World Water Conservation Day: Maithili Appalwar started the for-profit social enterprise Avana to create affordable solutions for farmers to improve their yield and livelihood.
Avana's Jalasanchay is based on a simple idea of creating artificial water storage ponds and lining it with a polymer sheet to ensure water doesn't percolate to the ground.
World Water Conservation Day: Maithili Appalwar was working with a not-for-profit in Yavatmal district of Maharashtra to improve the mental health of farmers. While working on the ground, she quickly realised that rather than developing interventions to improve their mental health, solutions to help them improve their yield would be beneficial.

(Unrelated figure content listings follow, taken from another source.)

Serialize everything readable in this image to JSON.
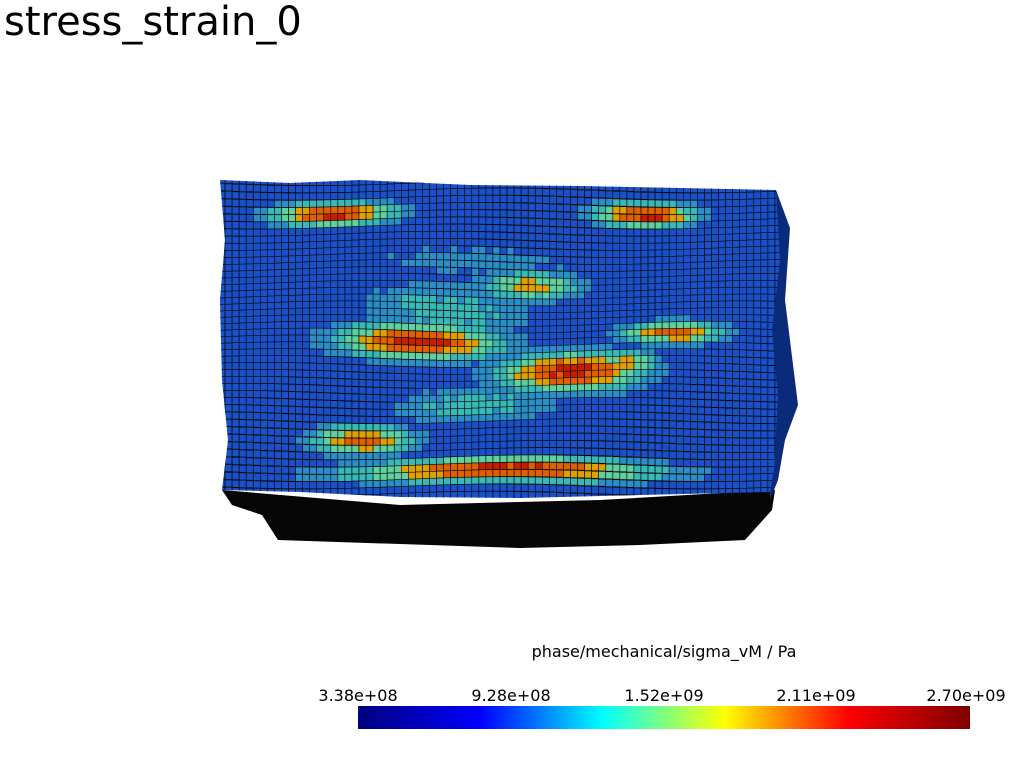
{
  "title": "stress_strain_0",
  "scalar_bar": {
    "title": "phase/mechanical/sigma_vM / Pa",
    "ticks": [
      "3.38e+08",
      "9.28e+08",
      "1.52e+09",
      "2.11e+09",
      "2.70e+09"
    ],
    "colormap": [
      "#00007f",
      "#0000ff",
      "#00ffff",
      "#ffff00",
      "#ff0000",
      "#7f0000"
    ]
  },
  "mesh": {
    "edge_color": "#000000",
    "palette": [
      "#0b2fa6",
      "#1a50c8",
      "#2a8fc8",
      "#39b8b8",
      "#5fd0a0",
      "#e0a000",
      "#e06000",
      "#c81e00"
    ]
  }
}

“Farmers, despite having 5-7 acres of land, were living in dilapidated condition. Water scarcity was coming up over and again in conversations with them as a leading cause of their distress,” she told Financial Express Online.
“They were completely dependent on rains for irrigation and if there was a scarce monsoon, farmers would lose their crop for that season,” she added.
Having worked in her family firm EMMBI Industries manufacturing specialty polymers, she leveraged her existing knowledge to launch the firm Avana in 2016 to create affordable solutions for farmers to improve their yield and livelihood. Their first product was Jalasanchay, a simple idea of creating artificial water storage ponds and lining it with a polymer sheet to ensure water doesn’t percolate to the ground.
They spent the first year innovating the product and did a pilot with over 100 farmers for product development. They had to ensure it could stand the harsh climatic conditions and hold lakhs of liters of water. One of the major changes was introduced in 2017 when they decided to double the width of the panels that were joint together, using heat, to create one huge lining sheet. Earlier the panels were 15 meters long and six-feet wide. The rationale was to reduce the joints in the sheet to decrease the chances of leakage.
“We created a new loom to produce the polymer sheet that was double the size, almost 13 and a half foot wide which reduced the chance of leakage by 50%,” she said.
“Right now we’re not the only company selling polymer liners but we are the company with the world’s widest woven polythene-based panels,” she added.
The most challenging part was convincing farmers to invest Rs 2 lakhs as the initial one-time cost for lining the 2,000 square meters pond. But, what helped was the outcomes of farmers from the pilot. “We kept track of their income, the number of growing seasons they got and in many cases, we saw their income doubled. Once we had the data, it became easy to convince others,” said the firm’s COO Yash Punjabi. To ensure farmers get their bang for the buck, they also provide a five-year product warranty.
They have supplied to the farmers in the states of Karnataka, Maharashtra, Rajasthan and Madhya Pradesh. Their biggest order was from Florida in the US for the 2700-acre pond.
Cut to 2021, Appalwar claims that the firm has installed Jalasanchay in around 20,000 ponds and has an annualised revenue of Rs 70 crore.
Next on the cards is a smart water pump starter to enable farmers to start and stop their water pump in the field remotely.